Les raisons des tensions
Les origines de ces tensions sont multiples. Le lien avec une chaîne de production mondialisée revient quant à lui souvent. Prenons l’exemple, des traitements du diabète de type 2 Trulicity® (dulaglutide) et Ozempic® (sémaglutide). Ces derniers ont été déclarés le 30 septembre dernier sous « fortes tensions d’approvisionnement » par l’ANSM. Une augmentation importante de la demande mondiale serait en causes. Une utilisation aux États-Unis des principes actifs de ces médicaments pour la perte de poids aurait, entre autres, fait grimper leurs ventes de façon importante. Actuellement jamais très loin, la guerre en Ukraine cause le ralentissement de la production de boîtes en carton, de flacons en verre et d’opercules en aluminium. La flambée des coûts de l’énergie, de même que l’augmentation de 50 à 160 % du coûts des matières premières ont aussi contraint certains industriels pharmaceutiques à ralentir leur activité, entraînant mécaniquement des baisses de production.
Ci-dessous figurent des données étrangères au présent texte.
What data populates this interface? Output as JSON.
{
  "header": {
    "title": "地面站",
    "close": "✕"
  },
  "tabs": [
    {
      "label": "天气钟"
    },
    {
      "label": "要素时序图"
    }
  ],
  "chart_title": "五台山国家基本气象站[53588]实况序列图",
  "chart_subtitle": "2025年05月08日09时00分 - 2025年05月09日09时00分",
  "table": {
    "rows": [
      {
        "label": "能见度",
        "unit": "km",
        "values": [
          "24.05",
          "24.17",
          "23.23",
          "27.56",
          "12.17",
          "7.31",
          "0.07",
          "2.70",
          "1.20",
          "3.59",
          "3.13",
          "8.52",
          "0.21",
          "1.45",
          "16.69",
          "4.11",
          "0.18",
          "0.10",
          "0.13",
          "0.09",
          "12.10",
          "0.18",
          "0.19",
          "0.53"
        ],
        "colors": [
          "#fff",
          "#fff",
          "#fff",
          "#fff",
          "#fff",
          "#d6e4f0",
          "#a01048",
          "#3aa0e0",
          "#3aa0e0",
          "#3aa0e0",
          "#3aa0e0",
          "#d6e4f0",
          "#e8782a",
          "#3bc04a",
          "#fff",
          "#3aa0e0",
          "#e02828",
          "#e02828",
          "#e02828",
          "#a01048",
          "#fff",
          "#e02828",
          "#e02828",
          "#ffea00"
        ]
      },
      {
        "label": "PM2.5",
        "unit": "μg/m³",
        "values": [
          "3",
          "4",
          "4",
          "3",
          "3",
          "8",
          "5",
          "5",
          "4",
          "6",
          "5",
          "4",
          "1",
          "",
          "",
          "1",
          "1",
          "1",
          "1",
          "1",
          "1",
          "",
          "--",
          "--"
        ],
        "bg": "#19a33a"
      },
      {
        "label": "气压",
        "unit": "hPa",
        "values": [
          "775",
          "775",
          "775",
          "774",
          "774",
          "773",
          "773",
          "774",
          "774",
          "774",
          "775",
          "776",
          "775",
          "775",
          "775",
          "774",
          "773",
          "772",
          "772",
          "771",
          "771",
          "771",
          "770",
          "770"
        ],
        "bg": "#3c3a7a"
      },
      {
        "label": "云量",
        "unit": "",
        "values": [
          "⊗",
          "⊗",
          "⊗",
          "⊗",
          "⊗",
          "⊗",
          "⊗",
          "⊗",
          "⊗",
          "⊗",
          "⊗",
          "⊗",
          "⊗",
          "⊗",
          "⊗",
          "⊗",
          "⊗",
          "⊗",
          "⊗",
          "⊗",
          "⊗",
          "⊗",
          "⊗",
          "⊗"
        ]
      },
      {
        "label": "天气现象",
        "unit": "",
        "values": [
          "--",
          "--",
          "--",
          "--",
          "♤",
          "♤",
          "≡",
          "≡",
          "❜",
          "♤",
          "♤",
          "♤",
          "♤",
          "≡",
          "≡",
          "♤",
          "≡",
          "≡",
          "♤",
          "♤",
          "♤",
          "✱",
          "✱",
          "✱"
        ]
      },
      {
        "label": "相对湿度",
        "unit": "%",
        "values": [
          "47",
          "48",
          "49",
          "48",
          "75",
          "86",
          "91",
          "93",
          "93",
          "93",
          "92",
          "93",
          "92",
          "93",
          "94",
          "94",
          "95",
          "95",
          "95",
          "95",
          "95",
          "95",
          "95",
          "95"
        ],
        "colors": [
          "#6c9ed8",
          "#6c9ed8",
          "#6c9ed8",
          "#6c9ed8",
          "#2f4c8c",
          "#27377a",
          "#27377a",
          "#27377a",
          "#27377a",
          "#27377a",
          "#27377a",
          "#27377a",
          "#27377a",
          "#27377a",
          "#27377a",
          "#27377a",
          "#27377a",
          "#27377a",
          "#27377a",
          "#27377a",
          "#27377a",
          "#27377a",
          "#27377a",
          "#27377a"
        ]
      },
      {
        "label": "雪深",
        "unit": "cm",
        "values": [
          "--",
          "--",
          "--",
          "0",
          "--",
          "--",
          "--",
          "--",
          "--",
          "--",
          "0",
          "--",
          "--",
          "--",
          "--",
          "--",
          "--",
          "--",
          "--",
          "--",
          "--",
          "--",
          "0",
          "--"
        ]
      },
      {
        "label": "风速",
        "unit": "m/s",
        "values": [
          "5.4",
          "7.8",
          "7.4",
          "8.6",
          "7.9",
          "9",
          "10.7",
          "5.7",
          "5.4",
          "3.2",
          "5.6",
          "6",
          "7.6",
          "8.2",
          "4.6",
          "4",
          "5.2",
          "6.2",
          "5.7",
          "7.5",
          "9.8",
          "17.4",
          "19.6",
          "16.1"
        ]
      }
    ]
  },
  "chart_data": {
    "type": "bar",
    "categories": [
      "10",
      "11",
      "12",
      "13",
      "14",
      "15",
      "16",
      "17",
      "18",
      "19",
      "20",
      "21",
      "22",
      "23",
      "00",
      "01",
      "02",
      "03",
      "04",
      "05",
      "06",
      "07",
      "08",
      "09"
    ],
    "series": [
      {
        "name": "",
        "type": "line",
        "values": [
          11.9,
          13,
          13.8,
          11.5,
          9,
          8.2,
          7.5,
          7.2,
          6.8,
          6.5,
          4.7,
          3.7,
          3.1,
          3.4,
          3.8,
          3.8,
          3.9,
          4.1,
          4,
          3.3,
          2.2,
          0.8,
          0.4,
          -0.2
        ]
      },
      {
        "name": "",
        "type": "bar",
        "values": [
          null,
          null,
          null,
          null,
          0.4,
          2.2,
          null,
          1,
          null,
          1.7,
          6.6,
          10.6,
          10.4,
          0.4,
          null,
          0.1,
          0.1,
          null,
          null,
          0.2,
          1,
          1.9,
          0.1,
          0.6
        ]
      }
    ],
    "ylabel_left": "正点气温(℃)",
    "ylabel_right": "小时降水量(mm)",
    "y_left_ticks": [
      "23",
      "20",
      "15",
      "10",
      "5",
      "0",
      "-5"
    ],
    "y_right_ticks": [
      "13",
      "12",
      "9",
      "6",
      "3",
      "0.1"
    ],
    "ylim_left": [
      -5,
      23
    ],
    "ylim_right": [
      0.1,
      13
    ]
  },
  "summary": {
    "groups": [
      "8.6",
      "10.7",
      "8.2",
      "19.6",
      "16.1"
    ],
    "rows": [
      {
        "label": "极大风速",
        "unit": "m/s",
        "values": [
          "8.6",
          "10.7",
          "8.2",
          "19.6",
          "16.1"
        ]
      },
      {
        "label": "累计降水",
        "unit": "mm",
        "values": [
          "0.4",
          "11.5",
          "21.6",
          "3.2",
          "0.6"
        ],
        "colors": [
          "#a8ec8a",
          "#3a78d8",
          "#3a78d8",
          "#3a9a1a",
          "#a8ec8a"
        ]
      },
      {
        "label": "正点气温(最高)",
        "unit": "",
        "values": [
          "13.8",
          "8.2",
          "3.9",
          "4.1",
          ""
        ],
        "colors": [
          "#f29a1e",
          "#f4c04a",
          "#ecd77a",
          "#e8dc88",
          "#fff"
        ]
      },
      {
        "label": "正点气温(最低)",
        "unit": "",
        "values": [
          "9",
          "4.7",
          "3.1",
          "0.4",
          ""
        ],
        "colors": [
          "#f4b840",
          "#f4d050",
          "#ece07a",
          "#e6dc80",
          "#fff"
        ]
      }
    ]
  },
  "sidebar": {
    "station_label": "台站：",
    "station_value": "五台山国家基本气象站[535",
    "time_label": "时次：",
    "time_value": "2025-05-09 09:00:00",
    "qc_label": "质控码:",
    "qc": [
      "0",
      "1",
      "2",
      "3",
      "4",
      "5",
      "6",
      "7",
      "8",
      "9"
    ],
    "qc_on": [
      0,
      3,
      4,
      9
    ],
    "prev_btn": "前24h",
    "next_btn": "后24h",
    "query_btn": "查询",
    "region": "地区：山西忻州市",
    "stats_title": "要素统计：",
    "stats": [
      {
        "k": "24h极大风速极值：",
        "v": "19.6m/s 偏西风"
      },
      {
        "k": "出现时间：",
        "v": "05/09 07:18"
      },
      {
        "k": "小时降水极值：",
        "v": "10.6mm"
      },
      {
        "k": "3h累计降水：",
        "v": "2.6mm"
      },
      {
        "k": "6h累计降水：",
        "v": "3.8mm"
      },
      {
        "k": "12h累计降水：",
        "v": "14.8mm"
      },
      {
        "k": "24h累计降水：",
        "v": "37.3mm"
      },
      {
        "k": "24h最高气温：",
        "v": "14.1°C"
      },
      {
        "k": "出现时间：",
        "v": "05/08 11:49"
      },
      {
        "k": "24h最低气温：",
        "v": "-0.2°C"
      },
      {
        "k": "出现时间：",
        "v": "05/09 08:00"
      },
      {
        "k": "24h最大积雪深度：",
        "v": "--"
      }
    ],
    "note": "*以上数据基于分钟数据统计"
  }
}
Ces tensions semblent montrer les limites du décret sur l’obligation de stock de médicaments et la dépendance de la France vis-à-vis du marché mondial des médicaments. En effet, rien dans la loi n’imposant que les stocks de médicaments soient disponibles en France, les difficultés d’acheminement des médicaments, les problèmes de production dans les pays tiers (…) peuvent facilement mettre à mal le système français d’approvisionnement.